Archimedes
A local-first, AI-powered PDF book library manager for macOS.
Why this exists
Personal PDF libraries balloon into thousands of files with no metadata, no covers, and no way to ask “what did that book say about X?”. Cloud RAG solves the asking, but uploading a personal library to a third party feels wrong. The brief was an honest local-first AI library: catalogues itself, doesn’t depend on a service, doesn’t leak the collection, and still lets you ask questions across the whole shelf.
The proof point
Local-first AI is now production-grade. The constraints that look “personal” at this scale — process isolation, bring-your-own-key providers, pluggable embeddings, durable job queues, content-based identity — are the same constraints that hold at enterprise scale on private documents. The desktop is a useful proving ground for the architecture an enterprise will adopt next.
How it works
Archimedes is an Electron app with a strict three-process split: a sandboxed React renderer with no Node access, a typed `window.api` preload bridge, and a Node main process that owns the filesystem, PDF parsing, AI calls, and the vector store. Every dependency that can break — model loading, ONNX runtime, embedding computation — runs in a separate utility process, so a native crash kills only the worker, not the app.

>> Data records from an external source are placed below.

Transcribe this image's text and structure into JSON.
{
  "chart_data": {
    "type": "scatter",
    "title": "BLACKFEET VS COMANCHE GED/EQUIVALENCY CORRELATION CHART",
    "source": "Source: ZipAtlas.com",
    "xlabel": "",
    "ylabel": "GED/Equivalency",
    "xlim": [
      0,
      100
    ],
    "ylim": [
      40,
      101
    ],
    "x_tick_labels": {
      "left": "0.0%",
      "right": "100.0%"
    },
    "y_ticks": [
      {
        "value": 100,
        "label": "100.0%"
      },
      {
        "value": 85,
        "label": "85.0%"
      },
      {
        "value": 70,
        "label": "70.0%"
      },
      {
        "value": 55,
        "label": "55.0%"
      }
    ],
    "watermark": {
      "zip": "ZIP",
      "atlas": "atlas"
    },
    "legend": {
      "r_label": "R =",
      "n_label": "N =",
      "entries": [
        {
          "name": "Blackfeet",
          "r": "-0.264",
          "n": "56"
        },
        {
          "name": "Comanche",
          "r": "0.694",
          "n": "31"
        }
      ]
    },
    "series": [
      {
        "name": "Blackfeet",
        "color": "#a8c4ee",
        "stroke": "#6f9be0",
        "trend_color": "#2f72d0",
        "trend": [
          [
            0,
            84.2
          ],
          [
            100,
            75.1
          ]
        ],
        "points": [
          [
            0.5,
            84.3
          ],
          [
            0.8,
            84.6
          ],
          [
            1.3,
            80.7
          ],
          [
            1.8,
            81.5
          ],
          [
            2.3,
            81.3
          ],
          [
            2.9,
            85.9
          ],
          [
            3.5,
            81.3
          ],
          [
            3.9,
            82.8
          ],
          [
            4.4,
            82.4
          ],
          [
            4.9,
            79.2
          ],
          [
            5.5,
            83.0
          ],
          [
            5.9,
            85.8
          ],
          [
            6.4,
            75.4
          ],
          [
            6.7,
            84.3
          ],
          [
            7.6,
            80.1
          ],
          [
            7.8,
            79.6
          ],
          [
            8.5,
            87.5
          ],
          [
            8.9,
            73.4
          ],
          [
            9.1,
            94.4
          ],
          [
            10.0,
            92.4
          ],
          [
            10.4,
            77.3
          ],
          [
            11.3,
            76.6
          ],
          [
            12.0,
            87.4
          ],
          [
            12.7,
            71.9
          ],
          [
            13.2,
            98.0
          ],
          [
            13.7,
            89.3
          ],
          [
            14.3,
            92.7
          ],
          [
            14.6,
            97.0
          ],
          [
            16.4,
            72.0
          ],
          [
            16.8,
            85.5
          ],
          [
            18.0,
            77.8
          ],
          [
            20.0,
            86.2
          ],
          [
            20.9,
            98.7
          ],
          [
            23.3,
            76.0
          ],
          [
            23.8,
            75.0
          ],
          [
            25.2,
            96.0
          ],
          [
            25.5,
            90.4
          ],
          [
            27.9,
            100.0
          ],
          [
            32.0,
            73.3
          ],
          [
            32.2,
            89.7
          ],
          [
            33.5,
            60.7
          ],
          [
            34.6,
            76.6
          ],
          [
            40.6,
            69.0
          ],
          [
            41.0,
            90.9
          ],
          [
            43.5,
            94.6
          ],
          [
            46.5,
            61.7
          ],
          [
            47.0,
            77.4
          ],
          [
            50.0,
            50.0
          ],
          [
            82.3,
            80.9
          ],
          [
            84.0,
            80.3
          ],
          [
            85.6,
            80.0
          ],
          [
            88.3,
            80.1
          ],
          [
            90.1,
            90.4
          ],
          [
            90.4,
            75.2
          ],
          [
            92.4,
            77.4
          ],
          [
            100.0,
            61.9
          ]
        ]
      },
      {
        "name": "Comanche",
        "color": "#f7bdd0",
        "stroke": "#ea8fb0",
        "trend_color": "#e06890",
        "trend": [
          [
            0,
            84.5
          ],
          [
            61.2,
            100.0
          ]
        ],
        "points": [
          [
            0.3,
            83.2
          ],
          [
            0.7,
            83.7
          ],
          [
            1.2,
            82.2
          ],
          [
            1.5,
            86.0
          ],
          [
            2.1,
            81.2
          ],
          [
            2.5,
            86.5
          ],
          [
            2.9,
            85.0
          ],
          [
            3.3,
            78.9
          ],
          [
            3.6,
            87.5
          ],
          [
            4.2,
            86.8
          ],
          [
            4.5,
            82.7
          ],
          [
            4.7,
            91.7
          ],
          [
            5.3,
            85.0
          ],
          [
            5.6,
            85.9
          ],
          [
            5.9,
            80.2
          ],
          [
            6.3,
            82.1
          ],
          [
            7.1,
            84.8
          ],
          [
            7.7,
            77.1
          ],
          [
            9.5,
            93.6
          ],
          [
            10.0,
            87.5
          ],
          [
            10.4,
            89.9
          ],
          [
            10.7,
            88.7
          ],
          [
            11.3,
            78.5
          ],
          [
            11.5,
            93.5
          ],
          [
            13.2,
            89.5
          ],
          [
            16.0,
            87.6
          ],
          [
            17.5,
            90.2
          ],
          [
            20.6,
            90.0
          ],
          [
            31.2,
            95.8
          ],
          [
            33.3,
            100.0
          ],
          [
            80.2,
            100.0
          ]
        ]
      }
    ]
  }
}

Each library is a flat folder on disk that Archimedes owns but never mutates the originals. Books are catalogued by an AI metadata pass, enriched by Open Library and Google Books, and deduplicated by content (title, author, publisher, year, ISBN, content hash) rather than by filename. Embedding and indexing run through a persisted FIFO queue that survives restarts — interrupted work is reset and re-queued on next launch.
The AI layer is pluggable end to end. Chat providers (Anthropic, OpenAI, Gemini, Ollama) are chosen per query; embeddings default to a local `bge-small-en-v1.5` model running in the isolated worker, or any of the remote providers with a BYO key. API keys are envelope-encrypted via the OS keychain. Find runs a single embed against every library’s LanceDB table; Ask synthesises citations over retrieved excerpts only, never the full book.
Architecture
What an architect can take from it
- 01Process isolation isn’t optional once you ship AI. Native runtimes crash; the rest of your application shouldn’t go down with them.
- 02Pluggable providers + BYO key is the right default for AI on private data. It outsources cost, switching, and trust to the user without forcing a re-architecture later.
- 03Content-based identity — not filename — is how you deduplicate documents at any scale. The same rules carry into enterprise document repositories.